“The only thing that God says He forgets is our sins” by Sinclair Ferguson
“As we approach the end of the week, we’re going to think about something that we actually need to forget.
Yesterday, we talked about remembering God’s covenant with us because He remembers that covenant with us, and He promises that He will never forget it.
But I find it intriguing that in that covenant, He actually promises that there is something He will forget.
In the promise of the new covenant made in Jeremiah 31:34, quoted in the New Testament in Hebrews 8:12) because it is fulfilled in Jesus Christ, God says, “I will remember their sins no more.”
He makes a similar promise in Isaiah 43:25:
“I am he who blots out your transgressions for my own sake, and I will not remember your sins.”
We can think about it this way: the only thing that God says He forgets is our sins. He has blotted them out with the blood of His Son, Jesus Christ.
That is a very important promise to remember because some of us– I suspect more than might be prepared to admit in public– are haunted by the memory of our past sins. Remember how that was true of King David.
In Psalm 51:3, he wrote that his sins were ever before him. He could be paralyzed by the memory of them.
Perhaps there were days when he was not thinking much about his past, and then all of a sudden out of nowhere, the memory of his sins was like a fiery dart in his mind, paralyzing his sense of fellowship with God.
And so David needed to know day by day that his sins were blotted out and that the Lord remembered them no more.
In the United Kingdom, people sometimes invest in what are usually called gilts. Gilt-edged securities are very high-grade government-issued stock.
I think they are called that because originally the paper on which they were printed was gilt-edged, like some of the old Bibles. And I sometimes think that the devil, who is described as the accuser of the brethren, is an investor in guilt-edged stock– not gilt, but guilt.

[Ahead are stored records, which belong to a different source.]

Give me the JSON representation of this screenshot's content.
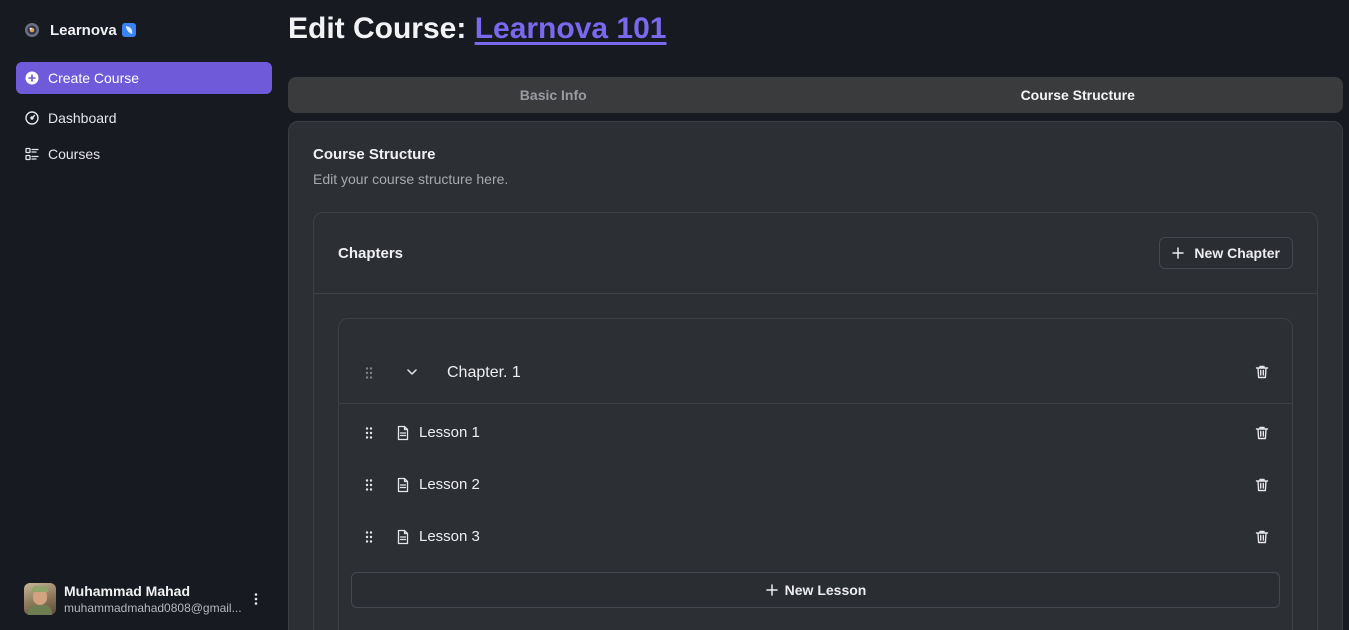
{
  "sidebar": {
    "brand": "Learnova",
    "nav": [
      {
        "label": "Create Course",
        "icon": "plus-circle-icon",
        "active": true
      },
      {
        "label": "Dashboard",
        "icon": "gauge-icon",
        "active": false
      },
      {
        "label": "Courses",
        "icon": "list-icon",
        "active": false
      }
    ],
    "user": {
      "name": "Muhammad Mahad",
      "email": "muhammadmahad0808@gmail..."
    }
  },
  "header": {
    "title_prefix": "Edit Course: ",
    "course_name": "Learnova 101"
  },
  "tabs": [
    {
      "label": "Basic Info",
      "active": false
    },
    {
      "label": "Course Structure",
      "active": true
    }
  ],
  "structure": {
    "title": "Course Structure",
    "description": "Edit your course structure here.",
    "chapters_title": "Chapters",
    "new_chapter_label": "New Chapter",
    "chapter": {
      "name": "Chapter. 1",
      "lessons": [
        {
          "name": "Lesson 1"
        },
        {
          "name": "Lesson 2"
        },
        {
          "name": "Lesson 3"
        }
      ],
      "new_lesson_label": "New Lesson"
    }
  },
  "colors": {
    "accent": "#6f5bd9",
    "link": "#7b68ee",
    "background": "#171a21",
    "card": "#2c2f33"
  }
}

When Satan tempts us to sin, he tells us, “This isn’t such a big deal.“
But then when we fail and fall, he capitalizes on our sin and emphasizes our guilt. He comes to us and almost seems to screw into us our deep incapacity and, as John Calvin once said, seeks to drive us to despair.
We can be paralyzed with shame, and it can be a frightening thing to experience. We’re like Joshua the high priest in Zechariah 3. There we are before God, clothed with filthy garments, and Satan is standing at our side accusing us.
We need to remember what happens next in that passage. The Lord said to Satan, “The LORD rebuke you, O Satan!” (Zechariah 3:2), and the angel of the Lord took off Joshua’s filthy garments.
He then spoke these beautiful, heart-melting words: “Behold, I have taken your iniquity away from you, and I will clothe you with pure vestments” (Zechariah 3:4).
What a picture that is of the believer clothed in the filthy garments of sin, but now, through Jesus Christ, clothed in pure vestments from head to toe.
I wonder if you can see yourself standing before the throne of God and hearing God say:
“But I don’t see any sin. I see only purity. I’ve covered your sin with the blood of Christ and clothed you in His righteousness.”
Does God really forget your sin as you trust Him? Yes, indeed. He tells us that He removes our sin as far as the east is from the west (Ps. 103:12).
I wonder if you have forgotten what God says He will forget. God remembers our sins no more.
So perhaps the thing we need to remember most of all is the one thing the Lord tells us He remembers no more.
There is nothing more glorious than to be living a paralysis-free Christian life in the presence of the heavenly Father, knowing that He loves us more than we will ever know; and that He has given His Son to cover our sins; and that He says to us, “Your sins I remember no more.”
I do hope you know the peace that brings.”
–Sinclair B. Ferguson, Things Unseen: One Year of Reflections on the Christian Life (Sanford, FL: Ligonier, 2024), 41-42.